Today I’ve actually worked for few hours as a temp in the sewing class and I must say this is the first time in my my whole career as a substitute teacher that I’ve met so evil-natured children. I will not tell you which school I’ve been to because kids are under protection but I can tell you what they did and what I found unaccaptable.
That kids do not like certain subjects does not give them right to abuse their power or act in an unaccaptable manner like running around the classroom playing football or keep throwing pens on the floor while I keep picking them up. Morever it is not okay to destroy for others and to disrespect someone that tries to help you.
Today I had to actually have a talk with these individuals at the end of their class and make a point that their behaviour is really embarrassing. 12 and 13 years old kids acting as if they are 6 and do not know the rules, treating school as a playground instead of an institution that is the beginning of their journey to becoming a responsible adult.
I am really surprised that none of them were taught about kindness, consideration and respect. It’s the basics of life. But it does not seem with these young people and it truly makes me concerned and sad for their future. Luckily, I am not set to work in this environment for long. I plan to switch to a desk job next spring. Being a teacher to people that do actually don’t want to learn anything feels like a waste of energy and time. But to you who really found a calling in teaching a big respect to you. You are awesome !
I’ve been pretty tensed the last 2 weeks due to the thesis in media technology. Not without a reason too. I did not know who would be rating my work but deep down I felt that the person that has always given me a hard time at school would do it and even give me extra baggage to carry as always. What makes it especially hard is that he is Polish and I am Polish too. Out of some reason this teacher is always finding reasons to make me work hard for my degree. I am done with two parts of the scientific courses in Media technology but only because the 2nd time a different teacher was giving me a grade and was focused on helping me clear the subject instead of making it into an competition. But I feel like this teacher is having some kind of grudge against me or sees me as a competitor.
My thesis has been reviewed once by another teacher and she did not pickpoint the issues with my research questions or the way I use my references. The only thing she pickpoint on when it comes to my method chapter is that I should try to explain more with my own words how I did things and only use scientifical articles as a reference. But this teacher wants me to explain every details that probably a child would understand even at this moment without me explaining it. The things which the teacher pickpointed cannot be solved in one week and he knows it. He could give me simply a fail mark but no, he prefers to challenge me and then stamp on me. It must be fun to make it more difficult for a woman with two children. But okay. Challenge is taken and I feel more than ever that I need to work my ass off and one day take his position so that there won’t be any uneccesary actions towards students and everything will be fair and square.
Today I wake up at 5 AM & I know already am gonna feel so tired by the end of the day. Being a teacher is different right now, compared to the times I was an elementary school kid. It seems like many teachers are not allowed to sit down and I must say that standing for many hours can be a real killer for your knees. I felt like sleeping already at 5 PM yesterday. But today is a brand new day, new challenges, new experiences.
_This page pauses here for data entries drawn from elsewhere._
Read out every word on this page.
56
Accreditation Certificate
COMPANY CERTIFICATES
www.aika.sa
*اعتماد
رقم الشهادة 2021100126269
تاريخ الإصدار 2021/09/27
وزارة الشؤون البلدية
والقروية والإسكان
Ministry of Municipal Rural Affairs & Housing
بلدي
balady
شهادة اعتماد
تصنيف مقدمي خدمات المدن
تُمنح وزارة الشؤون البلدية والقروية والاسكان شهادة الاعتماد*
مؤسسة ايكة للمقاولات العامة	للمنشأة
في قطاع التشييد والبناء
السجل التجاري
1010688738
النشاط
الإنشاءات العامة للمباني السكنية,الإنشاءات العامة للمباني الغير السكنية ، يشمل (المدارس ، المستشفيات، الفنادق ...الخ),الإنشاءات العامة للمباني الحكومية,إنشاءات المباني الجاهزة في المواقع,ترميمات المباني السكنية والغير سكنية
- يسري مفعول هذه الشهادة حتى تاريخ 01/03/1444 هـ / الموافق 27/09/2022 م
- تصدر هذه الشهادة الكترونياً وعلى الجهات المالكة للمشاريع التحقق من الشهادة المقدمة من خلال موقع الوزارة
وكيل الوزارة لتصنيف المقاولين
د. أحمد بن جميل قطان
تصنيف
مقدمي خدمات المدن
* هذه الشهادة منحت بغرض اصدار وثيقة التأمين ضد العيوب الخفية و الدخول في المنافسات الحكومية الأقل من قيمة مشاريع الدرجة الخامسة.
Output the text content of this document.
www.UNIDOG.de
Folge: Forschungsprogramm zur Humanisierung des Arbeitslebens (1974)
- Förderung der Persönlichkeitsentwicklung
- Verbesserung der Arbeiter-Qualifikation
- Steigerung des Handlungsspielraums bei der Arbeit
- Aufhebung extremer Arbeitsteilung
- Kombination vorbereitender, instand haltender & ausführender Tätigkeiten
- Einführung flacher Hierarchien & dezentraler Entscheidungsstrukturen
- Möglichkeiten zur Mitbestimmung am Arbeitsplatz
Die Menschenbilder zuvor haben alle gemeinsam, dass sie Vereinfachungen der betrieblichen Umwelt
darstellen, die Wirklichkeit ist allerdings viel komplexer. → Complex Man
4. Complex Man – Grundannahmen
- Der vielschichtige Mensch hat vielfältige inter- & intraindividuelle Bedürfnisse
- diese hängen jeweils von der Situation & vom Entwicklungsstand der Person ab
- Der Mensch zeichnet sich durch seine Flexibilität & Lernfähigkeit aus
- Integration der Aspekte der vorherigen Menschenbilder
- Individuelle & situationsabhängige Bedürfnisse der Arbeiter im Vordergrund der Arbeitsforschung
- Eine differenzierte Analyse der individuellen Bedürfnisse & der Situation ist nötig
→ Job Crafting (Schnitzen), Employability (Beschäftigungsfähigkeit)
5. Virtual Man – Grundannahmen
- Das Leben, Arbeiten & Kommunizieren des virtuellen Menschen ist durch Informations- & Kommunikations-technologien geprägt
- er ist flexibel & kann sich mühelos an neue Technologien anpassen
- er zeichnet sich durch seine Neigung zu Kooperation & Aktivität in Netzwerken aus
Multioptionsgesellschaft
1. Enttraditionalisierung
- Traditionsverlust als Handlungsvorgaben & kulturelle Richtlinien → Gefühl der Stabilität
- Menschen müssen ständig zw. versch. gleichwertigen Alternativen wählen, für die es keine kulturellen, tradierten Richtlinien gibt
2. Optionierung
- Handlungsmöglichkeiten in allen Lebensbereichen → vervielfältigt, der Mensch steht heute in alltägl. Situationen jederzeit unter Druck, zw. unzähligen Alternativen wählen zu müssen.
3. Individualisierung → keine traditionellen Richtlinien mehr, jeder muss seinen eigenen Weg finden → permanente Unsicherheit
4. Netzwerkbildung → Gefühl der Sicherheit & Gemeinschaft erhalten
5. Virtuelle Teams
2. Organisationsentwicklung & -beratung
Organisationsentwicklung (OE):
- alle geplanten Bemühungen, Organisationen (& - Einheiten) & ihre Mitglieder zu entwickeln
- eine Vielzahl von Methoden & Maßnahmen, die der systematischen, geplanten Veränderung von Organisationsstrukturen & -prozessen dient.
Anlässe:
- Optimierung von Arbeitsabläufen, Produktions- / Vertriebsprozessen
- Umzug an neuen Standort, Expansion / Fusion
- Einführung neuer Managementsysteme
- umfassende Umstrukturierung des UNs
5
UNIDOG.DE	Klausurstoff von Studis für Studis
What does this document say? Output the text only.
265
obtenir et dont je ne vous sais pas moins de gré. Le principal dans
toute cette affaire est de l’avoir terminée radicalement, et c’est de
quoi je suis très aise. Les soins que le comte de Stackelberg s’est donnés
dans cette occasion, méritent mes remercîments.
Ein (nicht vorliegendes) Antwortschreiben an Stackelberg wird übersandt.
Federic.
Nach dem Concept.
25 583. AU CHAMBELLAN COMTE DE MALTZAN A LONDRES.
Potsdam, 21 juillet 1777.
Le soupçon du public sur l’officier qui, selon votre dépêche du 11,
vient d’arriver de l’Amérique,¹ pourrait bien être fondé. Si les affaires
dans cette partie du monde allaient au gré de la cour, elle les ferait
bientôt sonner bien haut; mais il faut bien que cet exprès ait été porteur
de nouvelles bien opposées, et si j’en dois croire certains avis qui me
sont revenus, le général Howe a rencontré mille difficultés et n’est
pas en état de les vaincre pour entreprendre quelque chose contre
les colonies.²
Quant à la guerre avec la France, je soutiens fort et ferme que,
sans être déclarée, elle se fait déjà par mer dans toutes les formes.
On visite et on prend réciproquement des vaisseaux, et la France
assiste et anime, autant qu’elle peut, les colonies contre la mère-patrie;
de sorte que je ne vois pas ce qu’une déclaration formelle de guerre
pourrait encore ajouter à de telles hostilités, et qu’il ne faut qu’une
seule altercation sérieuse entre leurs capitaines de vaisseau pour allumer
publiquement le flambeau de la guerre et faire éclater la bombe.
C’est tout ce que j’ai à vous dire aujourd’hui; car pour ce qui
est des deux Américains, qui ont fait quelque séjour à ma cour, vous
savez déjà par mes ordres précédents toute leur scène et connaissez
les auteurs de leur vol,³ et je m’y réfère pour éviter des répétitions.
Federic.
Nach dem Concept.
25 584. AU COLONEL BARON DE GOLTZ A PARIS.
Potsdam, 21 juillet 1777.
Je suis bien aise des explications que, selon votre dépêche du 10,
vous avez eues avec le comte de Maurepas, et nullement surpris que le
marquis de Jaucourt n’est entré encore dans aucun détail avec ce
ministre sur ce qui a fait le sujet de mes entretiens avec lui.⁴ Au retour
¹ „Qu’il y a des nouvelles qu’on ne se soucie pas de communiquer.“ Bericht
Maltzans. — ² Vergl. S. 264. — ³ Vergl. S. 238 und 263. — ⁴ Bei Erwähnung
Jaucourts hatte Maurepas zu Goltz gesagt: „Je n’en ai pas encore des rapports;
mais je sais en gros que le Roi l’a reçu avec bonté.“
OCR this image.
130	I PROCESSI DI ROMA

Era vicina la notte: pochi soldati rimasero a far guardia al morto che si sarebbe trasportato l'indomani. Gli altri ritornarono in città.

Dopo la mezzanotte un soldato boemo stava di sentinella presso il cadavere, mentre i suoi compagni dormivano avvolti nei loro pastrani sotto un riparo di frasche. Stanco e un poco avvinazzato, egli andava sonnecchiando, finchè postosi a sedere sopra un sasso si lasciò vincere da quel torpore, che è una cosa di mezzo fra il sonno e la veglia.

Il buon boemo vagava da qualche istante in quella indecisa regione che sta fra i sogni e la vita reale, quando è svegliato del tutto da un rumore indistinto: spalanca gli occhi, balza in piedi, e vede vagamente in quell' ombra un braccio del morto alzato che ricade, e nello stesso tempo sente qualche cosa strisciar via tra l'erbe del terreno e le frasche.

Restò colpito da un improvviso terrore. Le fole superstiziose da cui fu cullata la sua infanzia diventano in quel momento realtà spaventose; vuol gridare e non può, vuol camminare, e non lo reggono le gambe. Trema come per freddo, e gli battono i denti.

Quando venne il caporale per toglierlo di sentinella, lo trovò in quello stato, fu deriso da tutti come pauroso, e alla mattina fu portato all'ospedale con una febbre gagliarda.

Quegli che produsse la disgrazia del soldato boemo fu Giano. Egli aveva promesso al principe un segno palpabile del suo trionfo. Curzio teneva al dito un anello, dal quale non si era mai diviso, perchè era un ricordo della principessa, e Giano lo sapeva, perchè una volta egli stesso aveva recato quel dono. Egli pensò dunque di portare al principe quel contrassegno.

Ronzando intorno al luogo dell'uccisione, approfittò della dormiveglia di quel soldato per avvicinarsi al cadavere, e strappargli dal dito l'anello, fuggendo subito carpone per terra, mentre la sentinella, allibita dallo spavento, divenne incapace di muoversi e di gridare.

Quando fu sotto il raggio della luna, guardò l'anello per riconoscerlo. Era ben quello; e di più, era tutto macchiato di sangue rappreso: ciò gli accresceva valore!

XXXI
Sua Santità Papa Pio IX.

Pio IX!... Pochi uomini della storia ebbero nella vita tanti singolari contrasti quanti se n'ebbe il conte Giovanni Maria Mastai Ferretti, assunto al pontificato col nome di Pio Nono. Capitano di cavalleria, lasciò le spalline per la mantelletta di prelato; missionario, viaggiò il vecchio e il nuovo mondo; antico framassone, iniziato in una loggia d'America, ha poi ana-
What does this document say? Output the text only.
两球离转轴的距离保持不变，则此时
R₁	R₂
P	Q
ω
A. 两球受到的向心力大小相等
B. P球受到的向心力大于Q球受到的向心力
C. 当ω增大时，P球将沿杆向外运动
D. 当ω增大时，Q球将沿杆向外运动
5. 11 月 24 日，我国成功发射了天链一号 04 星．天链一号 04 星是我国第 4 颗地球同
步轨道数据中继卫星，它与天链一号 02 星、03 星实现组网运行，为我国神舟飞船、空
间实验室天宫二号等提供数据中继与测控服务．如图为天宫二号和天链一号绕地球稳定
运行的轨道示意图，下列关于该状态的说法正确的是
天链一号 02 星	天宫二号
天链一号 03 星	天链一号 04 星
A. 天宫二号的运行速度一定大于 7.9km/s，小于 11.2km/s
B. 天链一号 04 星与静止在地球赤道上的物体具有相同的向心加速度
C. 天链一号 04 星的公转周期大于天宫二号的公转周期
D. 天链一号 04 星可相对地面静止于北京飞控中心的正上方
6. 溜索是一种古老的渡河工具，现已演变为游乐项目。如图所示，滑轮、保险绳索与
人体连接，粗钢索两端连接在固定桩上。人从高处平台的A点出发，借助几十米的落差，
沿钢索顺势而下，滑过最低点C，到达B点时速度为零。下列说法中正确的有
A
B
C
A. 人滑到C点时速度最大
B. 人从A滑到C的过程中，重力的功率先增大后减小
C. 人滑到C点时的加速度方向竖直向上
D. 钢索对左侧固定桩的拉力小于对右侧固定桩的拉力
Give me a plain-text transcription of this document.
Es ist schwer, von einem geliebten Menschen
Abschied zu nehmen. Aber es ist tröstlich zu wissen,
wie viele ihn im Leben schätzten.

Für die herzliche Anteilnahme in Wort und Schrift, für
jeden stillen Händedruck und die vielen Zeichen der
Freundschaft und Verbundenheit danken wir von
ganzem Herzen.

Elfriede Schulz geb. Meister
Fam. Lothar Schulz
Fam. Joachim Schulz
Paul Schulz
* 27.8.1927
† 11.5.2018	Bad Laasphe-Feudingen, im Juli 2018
I arrived in school quite early because it was at least 45 minutes before my shift. The school was closed and I did not have a way to go inside. I had to go all around to be able to enter through the main entrance. Then the challenge was to find the right administration office since there were two different. But somehow I found my way. I got my key that I can keep until the last day of my work and the schedule printed out and I must say I was quite surprised when I saw that I got extra time before and after each class. One side of it makes me happy because I can prepare myself but on the other side too much time in between classes is not fun and I would prefer to finish earlier than walk in circles for hours.
Nevertheless, the class was fun. I’ve got introduced to the routines and regulations. The kids did some baking today and next time there will be even more baking. To be a household management teacher is really so much more than just cooking and baking. Before and after class I need to wash all the apron. The plates need to be nicely washed. There is trash that needs to be thrown. And before I even throw anything I need to sort it out.